Bayeté Ross Smith is an interdisciplinary artist, photographer, filmmaker and education worker, working at the intersection of photography, film & video, visual journalism, 3D objects and new media. He lives in Harlem, New York.
He is Columbia Law School’s inaugural Artist-In-Residence, a Presidential Leadership Scholar, a TED Resident, a Creative Capital Awardee, an Art For Justice Fund Grantee, a CatchLight Fellow, a BPMPlus Grantee and an AmDOC/POV NY Times embedded mediamaker.
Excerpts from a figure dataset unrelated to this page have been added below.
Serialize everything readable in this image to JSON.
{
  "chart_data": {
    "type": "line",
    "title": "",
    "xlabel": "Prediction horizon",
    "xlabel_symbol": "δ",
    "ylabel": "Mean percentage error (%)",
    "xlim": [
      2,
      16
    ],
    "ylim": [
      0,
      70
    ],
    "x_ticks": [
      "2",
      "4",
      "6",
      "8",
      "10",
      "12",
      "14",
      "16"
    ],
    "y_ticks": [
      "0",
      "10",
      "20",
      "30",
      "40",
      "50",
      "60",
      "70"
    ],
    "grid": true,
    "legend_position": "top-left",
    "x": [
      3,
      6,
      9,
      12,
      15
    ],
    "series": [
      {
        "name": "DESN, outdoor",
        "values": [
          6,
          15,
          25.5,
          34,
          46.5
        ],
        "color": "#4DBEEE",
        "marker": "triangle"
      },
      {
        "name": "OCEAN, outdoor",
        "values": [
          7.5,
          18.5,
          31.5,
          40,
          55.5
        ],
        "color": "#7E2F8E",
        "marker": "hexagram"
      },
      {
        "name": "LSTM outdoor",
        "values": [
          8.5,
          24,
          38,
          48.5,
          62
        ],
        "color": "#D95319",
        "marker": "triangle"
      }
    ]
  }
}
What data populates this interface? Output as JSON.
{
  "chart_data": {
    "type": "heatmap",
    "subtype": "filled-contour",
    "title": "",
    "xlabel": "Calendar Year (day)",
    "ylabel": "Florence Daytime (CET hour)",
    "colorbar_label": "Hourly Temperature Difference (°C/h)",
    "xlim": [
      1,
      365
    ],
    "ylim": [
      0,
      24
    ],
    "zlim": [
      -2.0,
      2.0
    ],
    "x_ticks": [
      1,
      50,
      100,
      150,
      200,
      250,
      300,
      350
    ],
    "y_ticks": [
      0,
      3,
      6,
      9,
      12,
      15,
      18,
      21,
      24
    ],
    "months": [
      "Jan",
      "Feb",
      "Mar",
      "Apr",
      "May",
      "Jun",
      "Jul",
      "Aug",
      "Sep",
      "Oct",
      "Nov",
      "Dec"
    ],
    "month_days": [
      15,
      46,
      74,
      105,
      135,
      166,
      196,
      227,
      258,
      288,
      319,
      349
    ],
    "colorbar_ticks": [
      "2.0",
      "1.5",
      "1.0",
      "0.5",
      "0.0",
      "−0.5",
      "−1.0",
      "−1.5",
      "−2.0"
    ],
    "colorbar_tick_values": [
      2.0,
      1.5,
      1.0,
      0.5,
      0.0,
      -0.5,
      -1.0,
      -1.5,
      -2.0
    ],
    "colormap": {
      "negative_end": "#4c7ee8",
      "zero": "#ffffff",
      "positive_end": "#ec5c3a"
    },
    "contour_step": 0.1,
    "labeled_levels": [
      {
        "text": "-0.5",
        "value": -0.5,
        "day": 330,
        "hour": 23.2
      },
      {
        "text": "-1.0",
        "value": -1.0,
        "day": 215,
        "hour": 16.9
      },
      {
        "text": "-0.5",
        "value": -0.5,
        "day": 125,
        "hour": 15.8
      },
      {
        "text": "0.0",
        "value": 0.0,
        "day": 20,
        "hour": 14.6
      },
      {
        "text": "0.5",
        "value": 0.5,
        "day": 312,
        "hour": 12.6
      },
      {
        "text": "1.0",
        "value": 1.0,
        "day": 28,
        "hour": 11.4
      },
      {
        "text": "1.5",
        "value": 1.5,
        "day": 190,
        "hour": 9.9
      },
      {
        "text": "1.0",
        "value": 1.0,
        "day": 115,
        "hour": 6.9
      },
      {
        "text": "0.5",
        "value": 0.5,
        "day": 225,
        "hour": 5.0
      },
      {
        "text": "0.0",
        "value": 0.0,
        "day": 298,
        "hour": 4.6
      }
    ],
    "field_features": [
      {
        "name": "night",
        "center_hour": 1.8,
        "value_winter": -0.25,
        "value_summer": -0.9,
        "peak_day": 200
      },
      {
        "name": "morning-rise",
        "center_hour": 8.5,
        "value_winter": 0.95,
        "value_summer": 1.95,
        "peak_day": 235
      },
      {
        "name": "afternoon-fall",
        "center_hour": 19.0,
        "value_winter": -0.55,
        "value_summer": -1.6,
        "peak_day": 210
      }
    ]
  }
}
His work is in the collections of The Smithsonian Institution, the Oakland Museum of California, the Birmingham Museum of Art, the Schomburg Center for Research in Black Culture, and The Brooklyn Museum. He has exhibited internationally with the Goethe Institute (Ghana), Foto Museum (Belgium), the Lianzhou Foto Festival (China), at America House in Kyiv Ukraine) and in the Bole section of Addis Ababa Ethiopia, among others. His collaborative projects "Along The Way" and "Question Bridge: Black Males" have shown at the 2008 and 2012 Sundance Film Festival, respectively. His work has also been featured at the Sheffield Doc Fest, the TriBeca Film Festival and the L.A. Film Festival.
He has also created a series of public art projects with organizations such as Columbia University, the NYC Parks Department, the Hartford YMCA, the San Francisco District Attorney’s Office, the Jerome Foundation, BRIC Arts Media, The Amistad Center, The Laundromat Project, and The California Judicial Council. His work has been published in numerous media publications including The New York Times, The Guardian, PBS, National Geographic Learning, Facing History Facing & Ourselves, Question Bridge: Black Males in America (2015), Dis:Integration: The Splintering of Black America (2010), Posing Beauty: African American Images from the 1890s to the Present (2009), Black: A Celebration of A Culture (2005), The Spirit Of Family (2002) and the Philadelphia Inquirer.
In addition to his creative work, Bayeté is a faculty member at NYU’s Tisch School of the Arts. He also helped launch and continues to work with the Kings Against Violence Initiative (KAVI), a hospital and school based violence prevention organization in Brooklyn NY that partners with Kings County Hospital.